Friday, January 9, 2015
I had several “best friends” over the course of my childhood and into my adolescence. I remember having several if not numerous, very fulfilling and positive experiences with all of these a large number of girls and boys alike.
I didn’t lie or cheat, but I do remember stealing and being a bad influence in some way or another. I got several of my friends into trouble with school and parents. It was never anything serious or even worth mentioning really. I stole random things and I would convince kids to break rules and leave school property when we weren’t supposed to. We used to call sex lines and sometimes we’d call the suicide help line and threaten to kill ourselves before hanging up. It seemed funny at the time. I would pick up and hit on construction workers when I was ten and landed myself in the principal’s office so many times, I’d lost count. I got kicked out of the school play for pulling some boys pants down in the school yard. I was also told I was exceptionally “bossy” and “mean” (i.e.; a bitch) as per teachers and other students and I had a very big mouth and attitude. Surprisingly, I was never suspended and had a large group of friends and followers over the years. I even considered myself a “social butterfly” of sorts. Overall though, I recall general good times like sleepovers, lots of laughing, spending time with friends’ family and loved ones. I remember being a good friend too and parents seemed to love me. I was very good at being “bad” in private but “good” in public. Even back then I was a chameleon whenever I wanted or needed to being the second grade, I was told by my much older and very attractive male teacher that I was “charismatic”. His words always resonated with me. I was so young and yet my charm came so naturally to me that even adults couldn’t see the act.

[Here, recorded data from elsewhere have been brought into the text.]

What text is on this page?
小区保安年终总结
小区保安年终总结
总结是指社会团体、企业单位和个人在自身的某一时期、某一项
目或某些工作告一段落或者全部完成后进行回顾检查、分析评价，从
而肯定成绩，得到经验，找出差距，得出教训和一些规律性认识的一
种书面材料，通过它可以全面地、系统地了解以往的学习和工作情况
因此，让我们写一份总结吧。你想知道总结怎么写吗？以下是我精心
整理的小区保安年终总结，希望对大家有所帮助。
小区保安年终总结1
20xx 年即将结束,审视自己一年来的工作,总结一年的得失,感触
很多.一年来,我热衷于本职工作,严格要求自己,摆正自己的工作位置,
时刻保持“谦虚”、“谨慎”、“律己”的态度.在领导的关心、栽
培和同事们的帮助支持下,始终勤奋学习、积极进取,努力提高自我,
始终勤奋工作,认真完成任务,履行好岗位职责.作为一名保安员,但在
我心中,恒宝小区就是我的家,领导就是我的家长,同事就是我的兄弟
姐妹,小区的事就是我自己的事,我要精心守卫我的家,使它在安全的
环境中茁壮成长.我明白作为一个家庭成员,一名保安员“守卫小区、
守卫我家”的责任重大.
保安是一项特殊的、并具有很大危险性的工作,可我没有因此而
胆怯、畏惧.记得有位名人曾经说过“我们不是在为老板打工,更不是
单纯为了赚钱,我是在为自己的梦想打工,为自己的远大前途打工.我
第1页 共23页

Aside from all that, what is most curious is just the sheer volume of these friendships that I had with girls that came and went. I never realized or thought about it at the time but how could someone have people in their lives and then not have them in their lives and not give a damn? Somehow though, all these close friendships that I had with these people would in some way or another would just disappear and dissolve after some length of time. We’d somehow grow apart and eventually go our separate ways. There was never any animosity or hostility about jumping from friendship to friendship over the years. It was normal and I never really ever questioned it. Nor did I ever think about or dwell on it. Once someone was out of my life, they were almost immediately out of my mind as well. I don’t think I ever really cared or even noticed to be honest. It all seemed normal at the time.

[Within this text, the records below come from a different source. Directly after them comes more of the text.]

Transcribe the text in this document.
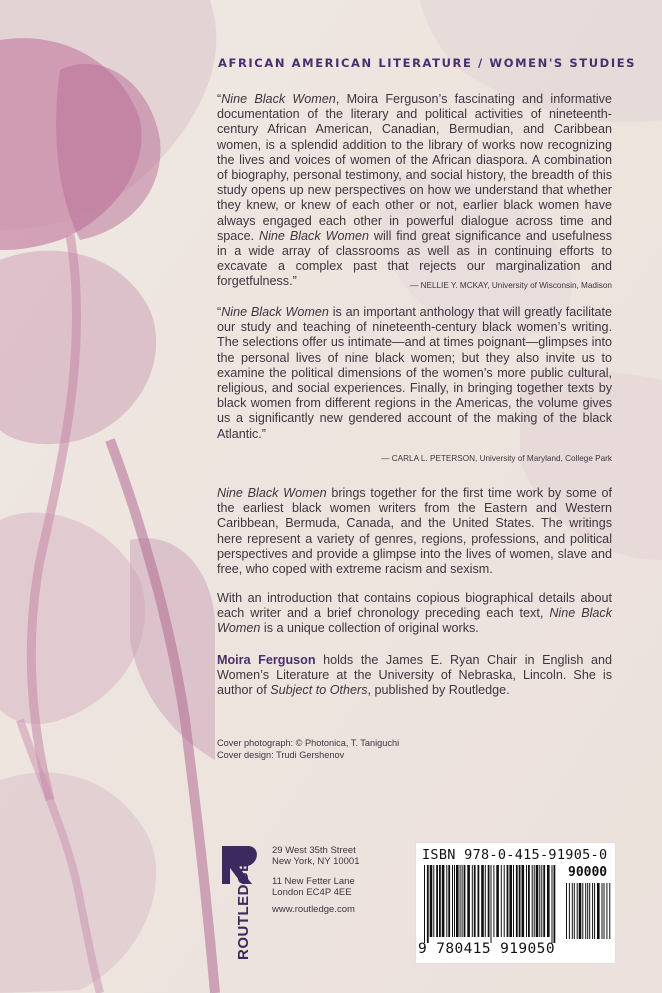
AFRICAN AMERICAN LITERATURE / WOMEN'S STUDIES

“Nine Black Women, Moira Ferguson’s fascinating and informative documentation of the literary and political activities of nineteenth-century African American, Canadian, Bermudian, and Caribbean women, is a splendid addition to the library of works now recognizing the lives and voices of women of the African diaspora. A combination of biography, personal testimony, and social history, the breadth of this study opens up new perspectives on how we understand that whether they knew, or knew of each other or not, earlier black women have always engaged each other in powerful dialogue across time and space. Nine Black Women will find great significance and usefulness in a wide array of classrooms as well as in continuing efforts to excavate a complex past that rejects our marginalization and forgetfulness.”	— NELLIE Y. MCKAY, University of Wisconsin, Madison

“Nine Black Women is an important anthology that will greatly facilitate our study and teaching of nineteenth-century black women’s writing. The selections offer us intimate—and at times poignant—glimpses into the personal lives of nine black women; but they also invite us to examine the political dimensions of the women’s more public cultural, religious, and social experiences. Finally, in bringing together texts by black women from different regions in the Americas, the volume gives us a significantly new gendered account of the making of the black Atlantic.”

— CARLA L. PETERSON, University of Maryland, College Park

Nine Black Women brings together for the first time work by some of the earliest black women writers from the Eastern and Western Caribbean, Bermuda, Canada, and the United States. The writings here represent a variety of genres, regions, professions, and political perspectives and provide a glimpse into the lives of women, slave and free, who coped with extreme racism and sexism.

With an introduction that contains copious biographical details about each writer and a brief chronology preceding each text, Nine Black Women is a unique collection of original works.

Moira Ferguson holds the James E. Ryan Chair in English and Women’s Literature at the University of Nebraska, Lincoln. She is author of Subject to Others, published by Routledge.

Cover photograph: © Photonica, T. Taniguchi
Cover design: Trudi Gershenov
ROUTLEDGE
29 West 35th Street
New York, NY 10001
11 New Fetter Lane
London EC4P 4EE
www.routledge.com
ISBN 978-0-415-91905-0
90000
9 780415 919050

The very first time I ever recall feeling discomfort or minimal angst over a friendship ending was with a girl I was exceptionally close with in middle school. I remember us being so incredibly close that I might even possibly say she was the first female friend I ever “loved”. I didn’t know it then but in hindsight, now I do. I remember buying her a McDonalds lunch one day before I was coming over to her house to hang out and I felt happy doing something nice for her. It made me feel good.
We were inseparable for several months and even possibly a few years. Days, nights, evenings and weekends were spent hanging out together at her place. We’d go to concerts and parties together. We had countless sleep overs and spent hours talking on the phone too. When we weren’t together at after school, we together at school or with mutual girl and guy friends somewhere doing just about anything and everything. Then, one day, at random, out of nowhere, at school one day, she approached me with two other “friends” of ours who were newer to our “crew” but I had known for even longer than I had known her. It was like a fucking scene out of “Mean Girls”. They cornered me and all three ganged up on me for no reason. I was completely blind-sided. Apparently, the two other girls heard how I “talked shit” about them all and all told my “best friend” all the things I had apparently said about her. I even apparently called the anorexic girl in the squad “fat” too.
Needless to say it was completely unwarranted and untrue. I was in middle school and surprisingly I was honest and I considered myself a good friend with no ill will or bad intentions. I don’t remember if I was “hurt” but I do remember it bothered me afterwards. We were never nearly (all) as close after that but it was definitely the first time in my life I had “cared” that someone was gone from my life. I wasn’t ready for the friendship to end and although I didn’t cry or dwell or try to make amends, it annoyed me.
I will come back to this in some of my later posts but in my late teen years and into my mid-twenties, I had a friend who told me a story I had no recollection of from back when we were both in elementary school. She told me that we had a school field trip a few miles away from school one winter where we went to a skating rink during school hours. She told me that her and I had buddied up and then I just blatantly ditched her at the arena and never even looked her way again once I was there or once we’d left to go back to the school. This obviously really hurt her feelings as she’d reminded me of it about ten years later. I apologized but inside, I didn’t remember nor did I care. I assumed I should’ve felt bad but I likely would’ve done it to her again if the opportunity arose for something better. I guess others’ wouldn’t have done something that seemed so cruel and heartless but I didn’t see anything wrong with it and I left no guilt or remorse either. I assume since she’d waited over a decade to tell me about it, it obviously stayed with her for some length of time. My apology was empty but I assumed that’s what I should do as seeing her sad pathetic facial expression filled with obvious emotion gave me a hint that this was something she felt I did wrong and she never forgot about.